Et voilà comment naissent les monstres ....ils ne naissent que dans des consciences qui ont perdu à la fois toute humilité et toute liberté.
De la fracture, nous sommes passés à l'indifférence puis au mépris. Une abdication de la conscience individuelle dans un modèle pensé ailleurs pour lequel nous devenons le rouage perpétuel et subordonné.
Chacun faisant sa propre loi de raison, sa propre opinion, son propre jugement, la raison n'était plus construite en commun, ne restait que la raison du plus fort, ou du plus liké. Façon de se retrouver et se complaire dans une identité statique et fermée. Voir son double identifié, c'est décupler sa puissance pour soi-même et pour les autres, ou contre les autres si cette puissance reconquise n'a pour seul objectif que de vivre dans ses certitudes, ou dans ses illusions.

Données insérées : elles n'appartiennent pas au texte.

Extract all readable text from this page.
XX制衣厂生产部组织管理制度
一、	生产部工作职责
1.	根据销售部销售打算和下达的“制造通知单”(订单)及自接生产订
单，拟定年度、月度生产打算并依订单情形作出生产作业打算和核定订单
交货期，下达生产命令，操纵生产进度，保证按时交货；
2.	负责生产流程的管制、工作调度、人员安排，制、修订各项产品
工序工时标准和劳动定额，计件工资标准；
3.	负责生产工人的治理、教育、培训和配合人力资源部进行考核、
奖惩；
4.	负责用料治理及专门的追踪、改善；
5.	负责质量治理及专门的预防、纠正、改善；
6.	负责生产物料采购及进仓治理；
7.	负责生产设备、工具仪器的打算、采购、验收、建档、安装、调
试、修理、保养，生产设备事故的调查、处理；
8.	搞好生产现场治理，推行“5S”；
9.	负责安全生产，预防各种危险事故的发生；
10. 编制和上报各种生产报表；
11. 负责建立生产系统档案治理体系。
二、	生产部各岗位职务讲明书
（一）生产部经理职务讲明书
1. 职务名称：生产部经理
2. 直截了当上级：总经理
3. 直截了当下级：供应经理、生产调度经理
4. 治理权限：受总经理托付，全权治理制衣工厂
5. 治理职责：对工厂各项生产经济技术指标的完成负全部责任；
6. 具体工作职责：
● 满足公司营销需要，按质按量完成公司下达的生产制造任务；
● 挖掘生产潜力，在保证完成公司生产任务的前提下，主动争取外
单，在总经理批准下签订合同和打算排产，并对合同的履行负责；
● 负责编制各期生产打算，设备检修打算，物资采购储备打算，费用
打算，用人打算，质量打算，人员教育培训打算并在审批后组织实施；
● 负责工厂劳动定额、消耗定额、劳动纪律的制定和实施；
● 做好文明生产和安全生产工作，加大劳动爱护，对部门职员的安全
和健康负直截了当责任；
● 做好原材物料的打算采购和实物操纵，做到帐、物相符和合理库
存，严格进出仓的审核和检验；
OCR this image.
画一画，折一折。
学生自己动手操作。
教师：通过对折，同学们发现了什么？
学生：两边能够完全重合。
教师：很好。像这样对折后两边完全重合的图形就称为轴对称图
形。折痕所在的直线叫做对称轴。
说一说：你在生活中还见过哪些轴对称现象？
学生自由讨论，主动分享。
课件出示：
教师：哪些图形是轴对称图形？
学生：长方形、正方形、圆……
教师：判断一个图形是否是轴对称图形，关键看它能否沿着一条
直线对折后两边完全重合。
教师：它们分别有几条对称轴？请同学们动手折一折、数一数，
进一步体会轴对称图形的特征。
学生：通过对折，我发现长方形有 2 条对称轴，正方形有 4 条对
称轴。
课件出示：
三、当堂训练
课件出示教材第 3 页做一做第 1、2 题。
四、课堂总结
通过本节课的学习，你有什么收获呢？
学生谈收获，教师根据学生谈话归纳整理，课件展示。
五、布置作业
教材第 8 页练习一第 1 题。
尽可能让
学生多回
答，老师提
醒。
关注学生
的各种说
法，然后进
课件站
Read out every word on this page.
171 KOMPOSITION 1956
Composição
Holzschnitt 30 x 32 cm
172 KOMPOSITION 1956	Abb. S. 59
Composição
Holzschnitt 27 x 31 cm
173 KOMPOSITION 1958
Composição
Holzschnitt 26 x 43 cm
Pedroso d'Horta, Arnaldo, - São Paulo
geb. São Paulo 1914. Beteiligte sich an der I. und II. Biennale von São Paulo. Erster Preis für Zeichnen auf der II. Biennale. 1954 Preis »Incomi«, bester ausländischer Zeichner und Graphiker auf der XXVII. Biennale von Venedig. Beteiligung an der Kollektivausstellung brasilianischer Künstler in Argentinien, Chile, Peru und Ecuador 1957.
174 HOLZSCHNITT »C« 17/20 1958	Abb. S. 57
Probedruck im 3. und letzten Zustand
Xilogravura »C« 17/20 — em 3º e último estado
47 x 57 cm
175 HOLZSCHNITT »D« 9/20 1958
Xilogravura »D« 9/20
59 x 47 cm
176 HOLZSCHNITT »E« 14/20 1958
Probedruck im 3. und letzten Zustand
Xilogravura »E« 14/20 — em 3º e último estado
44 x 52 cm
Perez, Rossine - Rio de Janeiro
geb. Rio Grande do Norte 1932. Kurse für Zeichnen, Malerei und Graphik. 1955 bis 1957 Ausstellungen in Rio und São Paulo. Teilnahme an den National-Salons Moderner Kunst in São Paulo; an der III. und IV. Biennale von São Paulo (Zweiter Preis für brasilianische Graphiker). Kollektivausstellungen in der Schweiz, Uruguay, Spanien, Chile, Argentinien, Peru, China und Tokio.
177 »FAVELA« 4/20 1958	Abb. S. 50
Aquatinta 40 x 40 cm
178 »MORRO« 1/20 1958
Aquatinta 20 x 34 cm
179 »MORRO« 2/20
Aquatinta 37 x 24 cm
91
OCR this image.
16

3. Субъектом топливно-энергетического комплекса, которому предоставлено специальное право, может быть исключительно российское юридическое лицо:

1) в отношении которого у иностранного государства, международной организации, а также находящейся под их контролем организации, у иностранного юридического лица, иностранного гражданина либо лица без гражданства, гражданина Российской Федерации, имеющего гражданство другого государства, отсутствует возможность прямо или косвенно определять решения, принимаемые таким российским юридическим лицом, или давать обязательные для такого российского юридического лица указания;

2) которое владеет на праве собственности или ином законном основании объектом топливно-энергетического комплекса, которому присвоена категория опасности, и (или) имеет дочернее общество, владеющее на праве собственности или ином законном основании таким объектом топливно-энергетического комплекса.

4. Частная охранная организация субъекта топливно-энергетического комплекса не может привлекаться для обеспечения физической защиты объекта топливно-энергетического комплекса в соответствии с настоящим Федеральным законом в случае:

La boucle est bouclée, l'optimisme est rêveur, le pessimisme est lucide, le bonheur est une idée, le mal un fait qu'il faut éradiquer.
Alors qu'est-ce que le droit, cet idéal commun ne nous ressemble pas, trop abstrait, trop peu utile face aux réalités, mieux vaut que le droit se conforme au réel qui n'est autre que le joug de notre puissance retrouvée sur nous-mêmes.
C'est du bel ouvrage, bravo, quand le politique n'est plus chose commune, il devient l'affaire du seul pouvoir institué chef qui décide pour chacun et à sa place. Un sauveur qui condamne.
L.E.F.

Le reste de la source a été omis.